The NIST CSF Adds Governance!

One of the reasons we founded Pythia Cyber was to provide cybersecurity (C/S) that included the behavioral aspects of C/S. All of our founders were all to aware that human behavior plays a large role in how well C/S works, but so rarely saw that reality reflected in how C/S is rolled out in the real world.

At long last, the Cybersecurity Framework from the National Institute of Standards & Technology has been expanded to include at least some of this under "Govern."

Govern function joins the familiar five pillars of Identify, Protect, Detect, Respond & Recover.

This function is what you would expect and a great step toward what is needed. Adding this function validates Pythia Cyber's top-down approach in which we start at the top of the organization to set the priorities, the budget and the goals. This function makes the link to Risk Management clearer as well.

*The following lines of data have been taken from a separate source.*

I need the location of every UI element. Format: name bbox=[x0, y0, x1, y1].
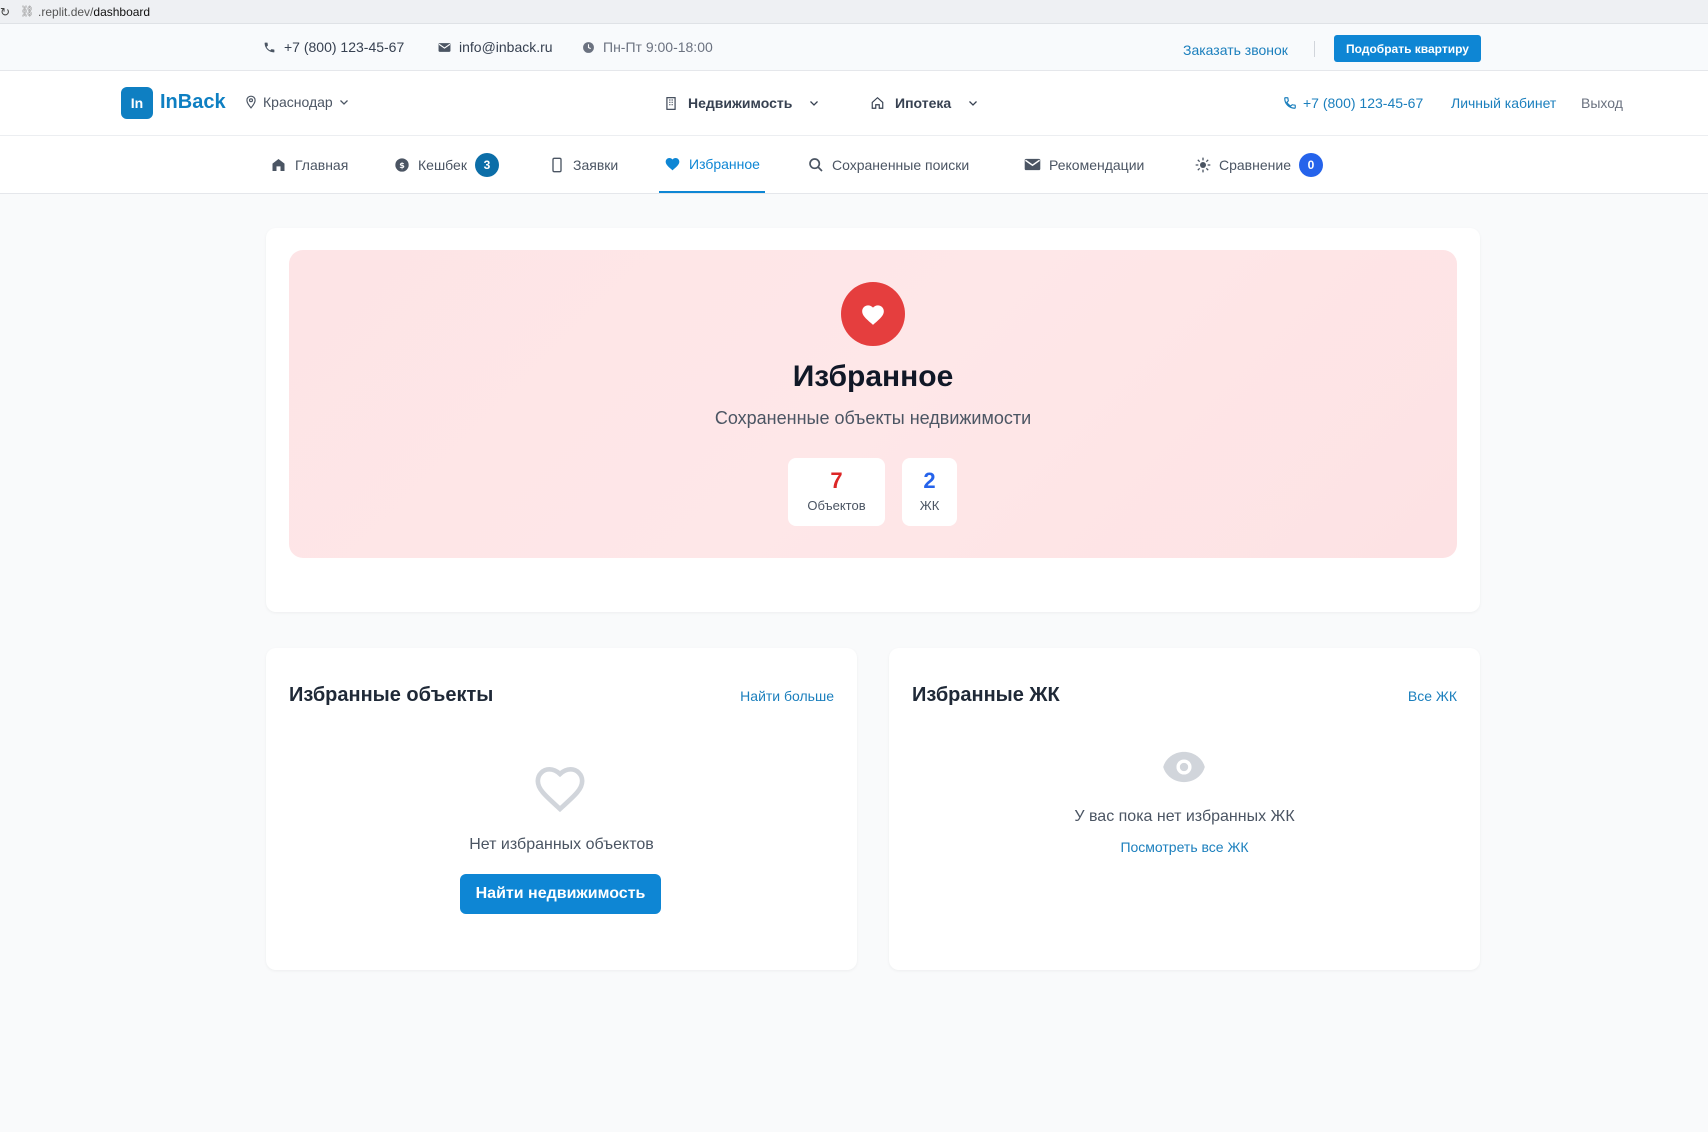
building-icon bbox=[666, 96, 676, 110]
cashback-badge: 3 bbox=[474, 152, 499, 177]
page-title: Избранное bbox=[792, 360, 954, 393]
phone-icon bbox=[552, 157, 562, 172]
logout-link[interactable]: Выход bbox=[1581, 95, 1623, 111]
tab-comparison[interactable]: Сравнение 0 bbox=[1195, 136, 1323, 193]
topbar-divider bbox=[1314, 41, 1315, 57]
tab-cashback[interactable]: $ Кешбек 3 bbox=[394, 136, 499, 193]
tab-favorites[interactable]: Избранное bbox=[659, 136, 765, 193]
tab-home[interactable]: Главная bbox=[270, 136, 348, 193]
phone-icon bbox=[1284, 97, 1296, 109]
envelope-icon bbox=[1024, 158, 1041, 171]
url-host: .replit.dev/ bbox=[38, 4, 94, 19]
comparison-badge: 0 bbox=[1298, 152, 1323, 177]
logo-text[interactable]: InBack bbox=[160, 91, 226, 114]
view-all-complexes-link[interactable]: Посмотреть все ЖК bbox=[889, 839, 1480, 855]
favorite-complexes-title: Избранные ЖК bbox=[912, 684, 1060, 706]
reload-icon[interactable]: ↻ bbox=[0, 5, 10, 19]
no-favorite-complexes-text: У вас пока нет избранных ЖК bbox=[1074, 808, 1295, 825]
logo-mark[interactable]: In bbox=[121, 87, 153, 119]
stat-complexes-label: ЖК bbox=[919, 498, 940, 513]
tab-saved-searches[interactable]: Сохраненные поиски bbox=[808, 136, 969, 193]
favorite-objects-card: Избранные объекты Найти больше Нет избра… bbox=[266, 648, 857, 970]
heart-icon bbox=[862, 305, 884, 325]
tab-label: Заявки bbox=[573, 156, 619, 173]
nav-mortgage-dropdown[interactable]: Ипотека bbox=[870, 95, 979, 111]
stat-complexes-value: 2 bbox=[923, 468, 936, 493]
pick-apartment-button[interactable]: Подобрать квартиру bbox=[1334, 35, 1481, 62]
city-label: Краснодар bbox=[263, 94, 333, 110]
all-complexes-link[interactable]: Все ЖК bbox=[1408, 688, 1457, 704]
header-phone-text: +7 (800) 123-45-67 bbox=[1303, 95, 1424, 111]
sun-icon bbox=[1195, 157, 1211, 172]
phone-icon bbox=[264, 42, 275, 52]
stat-objects-label: Объектов bbox=[807, 498, 866, 513]
location-pin-icon bbox=[246, 95, 256, 109]
heart-badge bbox=[841, 282, 905, 346]
favorites-hero: Избранное Сохраненные объекты недвижимос… bbox=[289, 250, 1457, 558]
main-header: In InBack Краснодар Недвижимость Ипотека… bbox=[0, 71, 1708, 136]
heart-icon bbox=[665, 158, 680, 171]
find-realty-button[interactable]: Найти недвижимость bbox=[460, 874, 661, 914]
chevron-down-icon bbox=[339, 100, 348, 105]
search-icon bbox=[809, 157, 823, 172]
envelope-icon bbox=[438, 42, 451, 52]
callback-link[interactable]: Заказать звонок bbox=[1183, 42, 1288, 58]
favorite-objects-title: Избранные объекты bbox=[289, 684, 494, 706]
top-info-bar: +7 (800) 123-45-67 info@inback.ru Пн-Пт … bbox=[0, 24, 1708, 71]
eye-icon bbox=[1163, 751, 1205, 783]
tab-requests[interactable]: Заявки bbox=[551, 136, 618, 193]
find-more-link[interactable]: Найти больше bbox=[740, 688, 834, 704]
top-hours: Пн-Пт 9:00-18:00 bbox=[582, 39, 713, 55]
top-email[interactable]: info@inback.ru bbox=[438, 39, 553, 55]
top-email-text: info@inback.ru bbox=[459, 39, 553, 55]
url-path: dashboard bbox=[93, 4, 151, 19]
tab-label: Кешбек bbox=[418, 156, 467, 173]
tab-label: Главная bbox=[295, 156, 349, 173]
page-subtitle: Сохраненные объекты недвижимости bbox=[714, 408, 1032, 428]
nav-realty-dropdown[interactable]: Недвижимость bbox=[664, 95, 820, 111]
stat-objects-value: 7 bbox=[830, 468, 843, 493]
coin-icon: $ bbox=[395, 157, 409, 172]
dashboard-tabs: Главная $ Кешбек 3 Заявки Избранное Сохр… bbox=[0, 136, 1708, 194]
tab-recommendations[interactable]: Рекомендации bbox=[1024, 136, 1144, 193]
stat-objects: 7 Объектов bbox=[788, 458, 885, 526]
home-icon bbox=[272, 158, 285, 171]
tab-label: Сохраненные поиски bbox=[832, 156, 970, 173]
top-phone[interactable]: +7 (800) 123-45-67 bbox=[263, 39, 404, 55]
top-hours-text: Пн-Пт 9:00-18:00 bbox=[603, 39, 713, 55]
heart-outline-icon bbox=[535, 766, 585, 813]
chevron-down-icon bbox=[969, 101, 978, 106]
top-phone-text: +7 (800) 123-45-67 bbox=[284, 39, 405, 55]
no-favorite-objects-text: Нет избранных объектов bbox=[469, 836, 654, 853]
tab-label: Сравнение bbox=[1219, 156, 1291, 173]
personal-cabinet-link[interactable]: Личный кабинет bbox=[1451, 95, 1556, 111]
stat-complexes: 2 ЖК bbox=[902, 458, 957, 526]
browser-address-bar[interactable]: ↻ ⛓ .replit.dev/dashboard bbox=[0, 0, 1708, 24]
tab-label: Рекомендации bbox=[1049, 156, 1145, 173]
tab-label: Избранное bbox=[689, 155, 760, 172]
house-icon bbox=[871, 96, 884, 109]
nav-realty-label: Недвижимость bbox=[688, 95, 793, 111]
nav-mortgage-label: Ипотека bbox=[895, 95, 952, 111]
link-icon: ⛓ bbox=[20, 6, 35, 18]
chevron-down-icon bbox=[810, 101, 819, 106]
clock-icon bbox=[583, 41, 594, 53]
svg-text:$: $ bbox=[399, 161, 405, 170]
city-selector[interactable]: Краснодар bbox=[244, 94, 350, 110]
favorite-complexes-card: Избранные ЖК Все ЖК У вас пока нет избра… bbox=[889, 648, 1480, 970]
header-phone[interactable]: +7 (800) 123-45-67 bbox=[1283, 95, 1423, 111]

We hope that this official recognition of this concept will help move the needle on the tendency of CEOs and other senior management to lob C/S over the wall into the IT department. We don't expect the C-Suite to start working the front lines in the fight against ransomware or in the never-ending quest to preserve data, but we do expect the C-Suite to do their part:

• Set the priorities about which cyber assets to protect
• Review evidence that the protections are effective
• Keep an eye on the cost-effectiveness of the protections
• Revisit the priorities regularly and as needed

It is gratifying to be on the cutting edge of something, but since this is C/S, we can only pause briefly to congratulate ourselves before we must return to never-ending battle to keep critical systems running without interruption, to keep critical data safe from unauthorized access but available to authorized users.